Montana Women's Legal History Lesson Plan. (Designed for grades 11-12). In this 1-2 period activity, students will examine sample Montana legislation from 1871 to 1991 that particularly affected women's lives to explore the impact laws have on the lives of ordinary people and why laws change.

Mapping Montana, A to Z, Lesson Plan. (Designed for grades 4-8). Help your students expand their knowledge of Montana’s geography and Montana places and improve their map-reading skills with this engaging, interactive lesson.

Hazel Hunkins, Billings Suffragist: A Primary Source Investigation (Designed for grades 7-12) In this lesson, student historians will analyze photos, letters, newspaper articles, and other sources to learn more about the suffrage movement as experienced by Billings, Montana, native and National Woman's Party activist Hazel Hunkins.

Women and Sports: Tracking Change Over Time (Designed for grades 4-8) In this lesson aligned to both Common Core ELA and Math standards, students learn about how Title IX (a federal civil rights law enacted in 1972 that prohibits sex discrimination in education) changed girls’ opportunities to participate in school sports by collecting and analyzing the data to look at change in women’s sports participation over time.

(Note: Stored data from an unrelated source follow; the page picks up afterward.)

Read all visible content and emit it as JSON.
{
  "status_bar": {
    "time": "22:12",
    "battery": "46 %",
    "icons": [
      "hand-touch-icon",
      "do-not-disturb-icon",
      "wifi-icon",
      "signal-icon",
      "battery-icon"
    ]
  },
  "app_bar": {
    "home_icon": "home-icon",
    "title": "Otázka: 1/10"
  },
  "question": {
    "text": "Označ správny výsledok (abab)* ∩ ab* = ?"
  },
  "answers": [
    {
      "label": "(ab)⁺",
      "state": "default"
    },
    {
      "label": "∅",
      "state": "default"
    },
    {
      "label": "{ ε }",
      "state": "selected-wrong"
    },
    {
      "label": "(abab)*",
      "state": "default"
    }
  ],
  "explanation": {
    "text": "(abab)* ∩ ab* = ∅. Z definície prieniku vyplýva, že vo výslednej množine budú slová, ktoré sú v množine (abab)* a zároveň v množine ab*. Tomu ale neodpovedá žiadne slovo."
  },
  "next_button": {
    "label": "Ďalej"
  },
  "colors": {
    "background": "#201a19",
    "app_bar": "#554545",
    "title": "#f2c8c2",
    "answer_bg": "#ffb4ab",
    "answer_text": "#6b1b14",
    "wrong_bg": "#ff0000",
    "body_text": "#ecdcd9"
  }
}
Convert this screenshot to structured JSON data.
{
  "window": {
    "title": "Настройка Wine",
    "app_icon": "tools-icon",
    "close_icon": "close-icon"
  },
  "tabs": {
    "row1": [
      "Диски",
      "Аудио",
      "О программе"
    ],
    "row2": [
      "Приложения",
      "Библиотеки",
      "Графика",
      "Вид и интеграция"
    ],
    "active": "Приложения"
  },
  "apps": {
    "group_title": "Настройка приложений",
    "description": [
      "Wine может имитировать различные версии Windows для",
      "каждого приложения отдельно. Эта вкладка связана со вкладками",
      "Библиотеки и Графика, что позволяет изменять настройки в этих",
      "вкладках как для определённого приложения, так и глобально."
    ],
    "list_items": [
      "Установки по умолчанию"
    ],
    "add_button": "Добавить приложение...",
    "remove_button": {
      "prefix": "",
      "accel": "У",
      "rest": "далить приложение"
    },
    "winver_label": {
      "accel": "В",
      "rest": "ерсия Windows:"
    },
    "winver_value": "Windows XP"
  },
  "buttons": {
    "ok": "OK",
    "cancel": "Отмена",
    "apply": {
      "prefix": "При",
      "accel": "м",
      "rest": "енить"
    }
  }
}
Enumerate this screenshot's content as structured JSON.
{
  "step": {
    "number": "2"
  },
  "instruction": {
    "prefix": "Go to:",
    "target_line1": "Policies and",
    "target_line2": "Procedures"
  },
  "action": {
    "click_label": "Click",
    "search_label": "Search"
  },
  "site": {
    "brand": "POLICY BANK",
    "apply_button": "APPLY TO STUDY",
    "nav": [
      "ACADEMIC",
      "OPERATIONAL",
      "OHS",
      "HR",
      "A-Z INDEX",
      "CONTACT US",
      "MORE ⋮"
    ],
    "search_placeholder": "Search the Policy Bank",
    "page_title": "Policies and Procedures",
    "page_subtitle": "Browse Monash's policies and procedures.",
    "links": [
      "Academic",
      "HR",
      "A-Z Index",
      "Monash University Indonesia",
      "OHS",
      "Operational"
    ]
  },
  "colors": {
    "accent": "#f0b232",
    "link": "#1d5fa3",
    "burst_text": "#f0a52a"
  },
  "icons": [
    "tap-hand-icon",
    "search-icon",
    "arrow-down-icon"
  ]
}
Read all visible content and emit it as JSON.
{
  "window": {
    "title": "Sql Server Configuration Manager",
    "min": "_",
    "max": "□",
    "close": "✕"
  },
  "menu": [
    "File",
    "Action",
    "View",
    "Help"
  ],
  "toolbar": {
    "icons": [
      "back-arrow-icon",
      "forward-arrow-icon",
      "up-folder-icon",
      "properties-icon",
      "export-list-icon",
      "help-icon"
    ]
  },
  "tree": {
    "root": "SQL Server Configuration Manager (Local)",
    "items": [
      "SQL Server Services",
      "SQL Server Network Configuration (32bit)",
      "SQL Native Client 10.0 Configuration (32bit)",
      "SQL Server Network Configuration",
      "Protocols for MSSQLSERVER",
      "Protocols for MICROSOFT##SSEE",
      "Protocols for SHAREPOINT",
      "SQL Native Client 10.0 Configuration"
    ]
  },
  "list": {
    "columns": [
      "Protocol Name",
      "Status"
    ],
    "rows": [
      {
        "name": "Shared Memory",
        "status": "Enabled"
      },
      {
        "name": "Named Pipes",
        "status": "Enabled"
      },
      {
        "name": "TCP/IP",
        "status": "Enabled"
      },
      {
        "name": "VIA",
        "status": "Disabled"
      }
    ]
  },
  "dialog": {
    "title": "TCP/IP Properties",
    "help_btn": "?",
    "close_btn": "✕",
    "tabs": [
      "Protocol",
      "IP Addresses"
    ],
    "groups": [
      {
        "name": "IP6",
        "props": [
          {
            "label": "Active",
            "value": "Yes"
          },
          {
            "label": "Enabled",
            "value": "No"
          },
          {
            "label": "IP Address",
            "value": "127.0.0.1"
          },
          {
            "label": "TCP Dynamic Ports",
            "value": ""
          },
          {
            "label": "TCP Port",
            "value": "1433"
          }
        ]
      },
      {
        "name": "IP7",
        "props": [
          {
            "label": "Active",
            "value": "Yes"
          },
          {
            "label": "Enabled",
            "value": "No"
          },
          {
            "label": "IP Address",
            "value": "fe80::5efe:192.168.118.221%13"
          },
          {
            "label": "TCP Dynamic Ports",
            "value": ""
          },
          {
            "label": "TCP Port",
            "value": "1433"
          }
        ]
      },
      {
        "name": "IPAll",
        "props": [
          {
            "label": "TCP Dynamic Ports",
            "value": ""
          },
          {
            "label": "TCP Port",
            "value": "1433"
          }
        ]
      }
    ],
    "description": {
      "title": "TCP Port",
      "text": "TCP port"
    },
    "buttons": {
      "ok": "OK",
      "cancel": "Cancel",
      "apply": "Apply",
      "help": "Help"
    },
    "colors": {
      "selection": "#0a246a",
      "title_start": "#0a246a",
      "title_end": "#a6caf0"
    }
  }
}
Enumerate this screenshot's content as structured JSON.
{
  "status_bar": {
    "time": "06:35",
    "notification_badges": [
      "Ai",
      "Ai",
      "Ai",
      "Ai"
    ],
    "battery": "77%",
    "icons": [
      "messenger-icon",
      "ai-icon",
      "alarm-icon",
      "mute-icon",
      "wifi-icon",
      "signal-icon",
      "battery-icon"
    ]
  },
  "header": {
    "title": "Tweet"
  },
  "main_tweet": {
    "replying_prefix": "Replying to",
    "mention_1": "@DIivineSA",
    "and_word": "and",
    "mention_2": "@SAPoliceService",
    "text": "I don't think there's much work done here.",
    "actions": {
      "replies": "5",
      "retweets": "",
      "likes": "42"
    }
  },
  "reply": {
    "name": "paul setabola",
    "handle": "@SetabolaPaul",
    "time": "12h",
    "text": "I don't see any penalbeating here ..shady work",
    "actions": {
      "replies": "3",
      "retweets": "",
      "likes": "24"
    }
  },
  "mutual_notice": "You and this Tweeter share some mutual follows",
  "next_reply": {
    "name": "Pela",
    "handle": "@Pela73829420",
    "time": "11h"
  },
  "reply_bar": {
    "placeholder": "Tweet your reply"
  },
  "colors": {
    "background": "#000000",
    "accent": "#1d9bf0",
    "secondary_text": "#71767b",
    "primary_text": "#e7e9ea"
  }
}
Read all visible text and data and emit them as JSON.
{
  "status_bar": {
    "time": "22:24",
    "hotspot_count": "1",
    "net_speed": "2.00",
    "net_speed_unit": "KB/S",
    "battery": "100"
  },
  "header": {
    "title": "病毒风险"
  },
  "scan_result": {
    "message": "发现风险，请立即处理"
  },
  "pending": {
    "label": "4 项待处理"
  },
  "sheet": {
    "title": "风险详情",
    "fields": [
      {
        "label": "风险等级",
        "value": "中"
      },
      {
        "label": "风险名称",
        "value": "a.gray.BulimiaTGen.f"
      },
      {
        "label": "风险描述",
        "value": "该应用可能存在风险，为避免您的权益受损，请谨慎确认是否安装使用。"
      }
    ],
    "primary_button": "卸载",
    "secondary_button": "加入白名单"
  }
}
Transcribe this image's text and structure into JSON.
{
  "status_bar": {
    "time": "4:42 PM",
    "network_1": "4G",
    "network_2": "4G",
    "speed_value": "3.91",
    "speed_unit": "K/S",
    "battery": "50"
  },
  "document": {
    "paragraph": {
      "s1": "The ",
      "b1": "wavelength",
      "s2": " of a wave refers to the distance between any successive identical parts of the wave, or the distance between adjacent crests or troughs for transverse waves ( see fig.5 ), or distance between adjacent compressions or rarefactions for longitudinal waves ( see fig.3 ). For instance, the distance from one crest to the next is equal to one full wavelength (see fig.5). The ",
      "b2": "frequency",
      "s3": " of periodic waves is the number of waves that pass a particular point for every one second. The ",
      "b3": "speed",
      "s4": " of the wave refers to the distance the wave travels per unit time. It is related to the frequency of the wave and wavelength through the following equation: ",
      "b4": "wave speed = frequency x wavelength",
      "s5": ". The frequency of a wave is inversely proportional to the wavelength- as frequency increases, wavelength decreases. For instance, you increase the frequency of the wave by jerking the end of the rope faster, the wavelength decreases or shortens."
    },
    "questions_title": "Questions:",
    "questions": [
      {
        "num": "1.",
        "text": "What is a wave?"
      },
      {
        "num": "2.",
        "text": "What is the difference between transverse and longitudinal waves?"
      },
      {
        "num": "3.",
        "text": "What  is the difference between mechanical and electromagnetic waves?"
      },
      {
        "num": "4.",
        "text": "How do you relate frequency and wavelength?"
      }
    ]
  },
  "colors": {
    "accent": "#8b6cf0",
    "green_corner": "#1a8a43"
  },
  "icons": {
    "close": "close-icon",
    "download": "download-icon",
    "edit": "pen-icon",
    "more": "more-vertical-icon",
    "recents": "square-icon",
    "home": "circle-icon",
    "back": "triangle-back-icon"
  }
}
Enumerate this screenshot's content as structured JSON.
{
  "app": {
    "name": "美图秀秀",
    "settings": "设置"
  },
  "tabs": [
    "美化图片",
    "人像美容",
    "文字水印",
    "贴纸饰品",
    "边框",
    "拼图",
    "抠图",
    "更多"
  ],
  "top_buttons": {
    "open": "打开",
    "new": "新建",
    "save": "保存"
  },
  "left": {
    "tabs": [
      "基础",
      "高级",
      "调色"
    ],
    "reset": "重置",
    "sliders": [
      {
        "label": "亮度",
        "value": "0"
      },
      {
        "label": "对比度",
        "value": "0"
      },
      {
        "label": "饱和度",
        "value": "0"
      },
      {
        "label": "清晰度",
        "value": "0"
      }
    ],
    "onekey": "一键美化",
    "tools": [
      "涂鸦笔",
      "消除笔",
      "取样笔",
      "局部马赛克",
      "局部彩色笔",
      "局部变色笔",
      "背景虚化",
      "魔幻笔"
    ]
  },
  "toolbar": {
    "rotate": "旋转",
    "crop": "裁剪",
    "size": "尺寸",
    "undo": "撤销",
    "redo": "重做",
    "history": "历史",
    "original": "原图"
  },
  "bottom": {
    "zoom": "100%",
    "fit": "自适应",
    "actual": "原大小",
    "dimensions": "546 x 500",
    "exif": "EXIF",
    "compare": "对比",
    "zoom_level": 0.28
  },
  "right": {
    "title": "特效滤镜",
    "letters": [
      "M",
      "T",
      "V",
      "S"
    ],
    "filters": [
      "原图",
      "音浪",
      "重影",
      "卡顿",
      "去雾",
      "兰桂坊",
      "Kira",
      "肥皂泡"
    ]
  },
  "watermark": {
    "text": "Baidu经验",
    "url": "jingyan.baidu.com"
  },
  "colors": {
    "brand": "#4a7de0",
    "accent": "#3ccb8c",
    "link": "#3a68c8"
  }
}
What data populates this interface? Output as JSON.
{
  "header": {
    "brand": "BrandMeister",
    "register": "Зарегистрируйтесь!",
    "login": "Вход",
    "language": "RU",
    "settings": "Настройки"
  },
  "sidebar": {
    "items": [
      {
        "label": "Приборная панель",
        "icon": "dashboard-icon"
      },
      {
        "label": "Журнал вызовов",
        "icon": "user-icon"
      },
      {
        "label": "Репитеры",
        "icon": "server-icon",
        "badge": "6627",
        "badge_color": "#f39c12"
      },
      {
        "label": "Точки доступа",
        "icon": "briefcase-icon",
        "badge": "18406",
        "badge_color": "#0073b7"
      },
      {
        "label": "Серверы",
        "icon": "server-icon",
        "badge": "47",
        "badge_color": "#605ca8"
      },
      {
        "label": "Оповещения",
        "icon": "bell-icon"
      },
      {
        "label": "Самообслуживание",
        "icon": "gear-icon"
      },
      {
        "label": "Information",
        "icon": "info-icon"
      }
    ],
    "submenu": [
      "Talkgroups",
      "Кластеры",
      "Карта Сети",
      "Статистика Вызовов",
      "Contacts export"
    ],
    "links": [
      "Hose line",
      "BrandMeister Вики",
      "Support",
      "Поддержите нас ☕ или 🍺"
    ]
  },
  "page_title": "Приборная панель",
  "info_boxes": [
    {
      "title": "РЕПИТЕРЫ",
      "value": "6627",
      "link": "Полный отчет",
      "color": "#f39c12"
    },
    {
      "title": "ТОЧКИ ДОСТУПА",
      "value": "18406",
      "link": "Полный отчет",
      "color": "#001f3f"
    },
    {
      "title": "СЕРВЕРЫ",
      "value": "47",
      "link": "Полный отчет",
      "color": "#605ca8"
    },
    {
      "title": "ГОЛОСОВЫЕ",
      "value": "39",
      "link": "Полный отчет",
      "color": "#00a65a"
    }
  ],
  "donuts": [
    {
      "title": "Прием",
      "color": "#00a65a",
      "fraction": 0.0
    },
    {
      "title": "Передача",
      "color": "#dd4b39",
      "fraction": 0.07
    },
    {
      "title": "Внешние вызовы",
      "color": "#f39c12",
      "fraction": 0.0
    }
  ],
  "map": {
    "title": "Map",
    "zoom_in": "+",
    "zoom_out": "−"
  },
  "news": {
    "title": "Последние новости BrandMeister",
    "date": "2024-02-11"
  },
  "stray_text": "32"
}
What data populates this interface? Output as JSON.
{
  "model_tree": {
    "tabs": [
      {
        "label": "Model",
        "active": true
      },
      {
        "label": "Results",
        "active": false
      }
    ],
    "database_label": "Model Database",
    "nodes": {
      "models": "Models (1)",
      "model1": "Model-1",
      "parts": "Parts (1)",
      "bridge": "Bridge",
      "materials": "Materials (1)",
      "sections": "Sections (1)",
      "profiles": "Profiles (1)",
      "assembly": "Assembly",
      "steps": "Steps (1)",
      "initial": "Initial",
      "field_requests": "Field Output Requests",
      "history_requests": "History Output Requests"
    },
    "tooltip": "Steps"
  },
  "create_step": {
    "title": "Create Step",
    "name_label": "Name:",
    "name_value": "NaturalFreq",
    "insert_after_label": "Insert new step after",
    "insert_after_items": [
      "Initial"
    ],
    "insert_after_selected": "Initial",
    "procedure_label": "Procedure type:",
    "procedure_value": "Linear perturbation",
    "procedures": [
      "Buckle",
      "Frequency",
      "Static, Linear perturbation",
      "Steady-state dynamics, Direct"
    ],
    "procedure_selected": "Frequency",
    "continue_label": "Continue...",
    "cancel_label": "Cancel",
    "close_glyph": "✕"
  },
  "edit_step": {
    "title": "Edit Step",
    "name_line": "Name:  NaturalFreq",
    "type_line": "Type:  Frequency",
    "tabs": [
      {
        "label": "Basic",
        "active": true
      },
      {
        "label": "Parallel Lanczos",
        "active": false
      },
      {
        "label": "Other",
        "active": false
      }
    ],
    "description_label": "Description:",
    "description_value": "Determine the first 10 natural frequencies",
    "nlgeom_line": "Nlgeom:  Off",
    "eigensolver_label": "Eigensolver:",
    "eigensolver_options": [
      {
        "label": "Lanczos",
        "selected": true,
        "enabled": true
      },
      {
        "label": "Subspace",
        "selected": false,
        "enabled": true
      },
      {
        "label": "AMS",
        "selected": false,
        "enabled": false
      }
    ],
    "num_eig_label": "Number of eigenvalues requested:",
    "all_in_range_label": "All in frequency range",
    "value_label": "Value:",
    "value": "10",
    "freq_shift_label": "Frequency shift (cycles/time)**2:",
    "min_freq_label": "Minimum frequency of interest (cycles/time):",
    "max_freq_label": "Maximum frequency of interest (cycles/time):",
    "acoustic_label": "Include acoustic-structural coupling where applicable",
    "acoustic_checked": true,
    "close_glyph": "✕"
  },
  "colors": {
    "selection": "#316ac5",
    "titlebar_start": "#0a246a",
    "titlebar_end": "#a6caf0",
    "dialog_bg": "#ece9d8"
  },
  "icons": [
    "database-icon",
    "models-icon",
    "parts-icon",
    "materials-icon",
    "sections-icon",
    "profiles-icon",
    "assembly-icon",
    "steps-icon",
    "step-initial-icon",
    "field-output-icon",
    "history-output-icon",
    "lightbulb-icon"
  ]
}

"Mining Sacred Ground: Environment, Culture, and Economic Development on the Northern Cheyenne Reservation" (Designed for grades 7-12) This learning activity familiarizes students with an important and contentious issue now facing Montana's native peoples: whether or not to develop their reservation's coal and coal-bed methane resources. Recommended for use in grades seven through twelve, this activity challenges students to better appreciate the complexities of promoting resource-based economic development when such action conflicts with traditional cultural values.

Montana’s State Flower: A Lesson in Civic Engagement. (Designed for 4th-7th). This seven-period unit introduces students to the electoral process while providing an opportunity to develop research skills and to explore historical newspapers. By organizing an election for class flower, students will learn about the electoral process and experience civic engagement first hand while practicing such Common Core skills as close reading of complex texts and persuasive writing.

Resources for Teaching about the Montana Constitution. For the fiftieth anniversary of Montana’s 1972 constitution, we put together a list of resources for teaching about this foundational document. These include videos, lesson plans, readings, and a link to the document itself.